The Passion of the mother!

No one who saw mother! will be shocked to learn that CinemaScore, which measures audience reactions, awarded the movie an “F.” It’s a tough watch, one that includes Buñuelian surrealism, two hours of abuse heaped upon star Jennifer Lawrence, and a ghastly sequence involving a newborn baby. Nobody exits the theater with a warm sense of reassurance.

But Christians might leave mother! feeling particularly uneasy. The movie’s plot promises a domestic drama—a young wife (Lawrence, billed as “Mother”) restores the house of her older poet husband (Javier Bardem, billed as “Him”) while dealing with increasingly unwelcome visitors—but what unfolds is a horror film rife with biblical allusions.

Writer-director Darren Aronofsky (Noah) shapes his story by borrowing from the Bible—all of it, from Genesis to Revelation. With his booming baritone and expansive smile, Bardem represents God, while nearly every other character can be mapped to someone from Scripture, including Adam and Eve, Cain and Abel, Jesus, and the archangel Michael.

They all fit, save one—the titular Mother! She may, at times, recall Mary or the Holy Spirit, but Mother’s organic relationship to the house (suggested with dissolves from Lawrence touching a wall to an undefined circulatory system) and her passionate defense of her environment points to another religious figure: Gaia, or Mother Nature. As a mishmash of biblical references and feminine environmentalism, mother! offers a corrective for some aspects of contemporary Christianity, even as it ultimately misunderstands the God we know from the Bible.

If you only listened to the loudest voices representing Christianity today, you’d be forgiven for assuming that the faith was less than friendly toward both women and nature. Regarding the environment, it seems that some Christians have taken their lead from English philosopher John Locke, whose interpretation of the cultural mandate emphasized dominion over stewardship. One example? Climate change continues to be of less concern to evangelicals than to others. Meanwhile, literal readings of biblical passages dealing with ancient patriarchy or decontextualized understandings of Paul’s epistles have both devalued the role of women in the church. How can we be surprised, then, that people think Christians believe in a violent, masculine God, especially when some of us testify that he condones nuclear attacks or expresses satisfaction with the torture of his son?

mother! reflects this attitude in the mistreatment of Lawrence’s character, who appears in nearly every shot. Sometimes she seems at peace, as when working to restore her husband’s house or when she’s adoring and being loved by Him. Most of the time, however, she’s attacked by those Him allows into their home.

Long tracking shots show the house’s vastness and warmth when shared only by Mother and Him, but when other people arrive, Aronofsky switches methods. He tethers a handheld camera to Lawrence, trailing tightly behind her before whip-panning to extreme close-ups, making the audience one more invader in her space. The sound design captures noises coming from heretofore private rooms, as random visitors enter and exploit every inch of her home. Scene after scene features outsiders destroying the place, sometimes out of anger or carelessness and sometimes out of an egotistical “kindness,” as when guests repaint the foyer against Mother’s wishes.

As the tension mounts in the final act, it becomes clear that the movie’s idea of the Christian God and his followers are the source of Mother’s suffering. She loves and praises Him, but his desire for human worship overtakes his concerns for her safety. He lavishes attention on them, even as they disregard his commands and desecrate his wife’s house, child, and body.
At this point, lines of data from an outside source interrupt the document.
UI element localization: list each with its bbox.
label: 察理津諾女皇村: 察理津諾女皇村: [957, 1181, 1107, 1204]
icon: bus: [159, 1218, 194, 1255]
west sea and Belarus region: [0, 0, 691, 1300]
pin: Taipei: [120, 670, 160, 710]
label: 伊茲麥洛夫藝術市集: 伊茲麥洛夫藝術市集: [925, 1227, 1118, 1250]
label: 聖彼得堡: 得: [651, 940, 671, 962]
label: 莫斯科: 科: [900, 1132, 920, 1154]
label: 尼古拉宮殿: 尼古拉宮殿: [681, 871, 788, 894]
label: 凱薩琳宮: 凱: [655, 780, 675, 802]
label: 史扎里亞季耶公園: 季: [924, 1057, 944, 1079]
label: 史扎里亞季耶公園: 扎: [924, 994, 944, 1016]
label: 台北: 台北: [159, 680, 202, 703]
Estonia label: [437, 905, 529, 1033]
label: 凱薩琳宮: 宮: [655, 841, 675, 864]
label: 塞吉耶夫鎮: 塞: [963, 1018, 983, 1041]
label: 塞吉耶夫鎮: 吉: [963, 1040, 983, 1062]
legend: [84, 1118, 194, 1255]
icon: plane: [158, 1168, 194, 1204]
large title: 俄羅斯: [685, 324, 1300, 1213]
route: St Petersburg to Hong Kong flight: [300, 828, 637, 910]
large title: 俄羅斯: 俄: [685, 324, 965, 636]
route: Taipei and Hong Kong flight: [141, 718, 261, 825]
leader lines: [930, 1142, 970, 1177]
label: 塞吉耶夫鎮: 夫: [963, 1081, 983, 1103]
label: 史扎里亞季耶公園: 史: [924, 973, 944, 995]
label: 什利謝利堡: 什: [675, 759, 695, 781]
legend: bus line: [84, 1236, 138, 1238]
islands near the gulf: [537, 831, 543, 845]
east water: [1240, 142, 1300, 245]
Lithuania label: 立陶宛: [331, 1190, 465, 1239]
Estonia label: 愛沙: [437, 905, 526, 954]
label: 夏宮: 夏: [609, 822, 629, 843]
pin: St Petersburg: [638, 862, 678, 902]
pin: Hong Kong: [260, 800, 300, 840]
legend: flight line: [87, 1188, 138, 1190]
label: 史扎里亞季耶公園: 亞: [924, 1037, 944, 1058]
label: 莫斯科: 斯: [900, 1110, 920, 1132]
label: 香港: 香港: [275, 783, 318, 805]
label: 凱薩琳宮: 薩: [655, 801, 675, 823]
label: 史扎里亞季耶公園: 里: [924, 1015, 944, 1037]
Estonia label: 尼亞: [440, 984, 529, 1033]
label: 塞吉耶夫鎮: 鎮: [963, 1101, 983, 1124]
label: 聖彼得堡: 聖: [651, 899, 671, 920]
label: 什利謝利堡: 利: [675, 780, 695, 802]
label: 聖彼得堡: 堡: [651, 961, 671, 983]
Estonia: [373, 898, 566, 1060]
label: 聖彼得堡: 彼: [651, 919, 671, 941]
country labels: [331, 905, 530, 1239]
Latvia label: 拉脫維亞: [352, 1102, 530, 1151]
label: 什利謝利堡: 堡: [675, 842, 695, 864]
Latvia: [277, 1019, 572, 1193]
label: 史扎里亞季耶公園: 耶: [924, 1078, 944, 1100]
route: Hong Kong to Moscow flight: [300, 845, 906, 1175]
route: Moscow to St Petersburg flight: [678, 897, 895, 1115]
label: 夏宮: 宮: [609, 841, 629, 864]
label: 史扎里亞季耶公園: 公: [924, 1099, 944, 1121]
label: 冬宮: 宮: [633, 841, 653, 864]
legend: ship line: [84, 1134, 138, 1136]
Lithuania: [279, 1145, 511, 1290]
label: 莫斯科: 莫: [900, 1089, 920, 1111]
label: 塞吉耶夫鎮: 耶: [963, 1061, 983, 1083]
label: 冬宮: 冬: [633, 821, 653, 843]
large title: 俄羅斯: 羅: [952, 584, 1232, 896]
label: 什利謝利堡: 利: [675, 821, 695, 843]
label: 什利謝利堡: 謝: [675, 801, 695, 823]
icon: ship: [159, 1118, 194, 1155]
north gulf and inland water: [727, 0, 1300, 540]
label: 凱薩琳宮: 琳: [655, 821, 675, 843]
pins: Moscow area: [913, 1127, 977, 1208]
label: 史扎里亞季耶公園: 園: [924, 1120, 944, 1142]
It’s an unflattering portrait, though not entirely unfair. It’s a portrait for which we have sometimes posed. Fortunately, a closer look at Scripture reminds us that while Christians have at times mirrored Aronofsky’s abusive worshipers, nothing in the Bible justifies such misuse of women or nature. God’s majesty is intricately connected with the natural world in Job, Psalms, and Isaiah. Furthermore, theologians such as Mary Grey have sought to untangle the conflation between misogyny and environmental exploitation illustrated in mother! by calling attention to feminine images of God. When Jesus identifies himself as a mother hen, for example, we see little of the aggressive mentality that condones abuse of the planet.

mother! is not an enjoyable film for Christians, but it may be a necessary and even edifying one. It warns against behavior that proclaims a selfish, careless, and sexist god, and challenges us to give witness to the God of the Bible, a loving creator who rejoices in all of his creation, human or otherwise.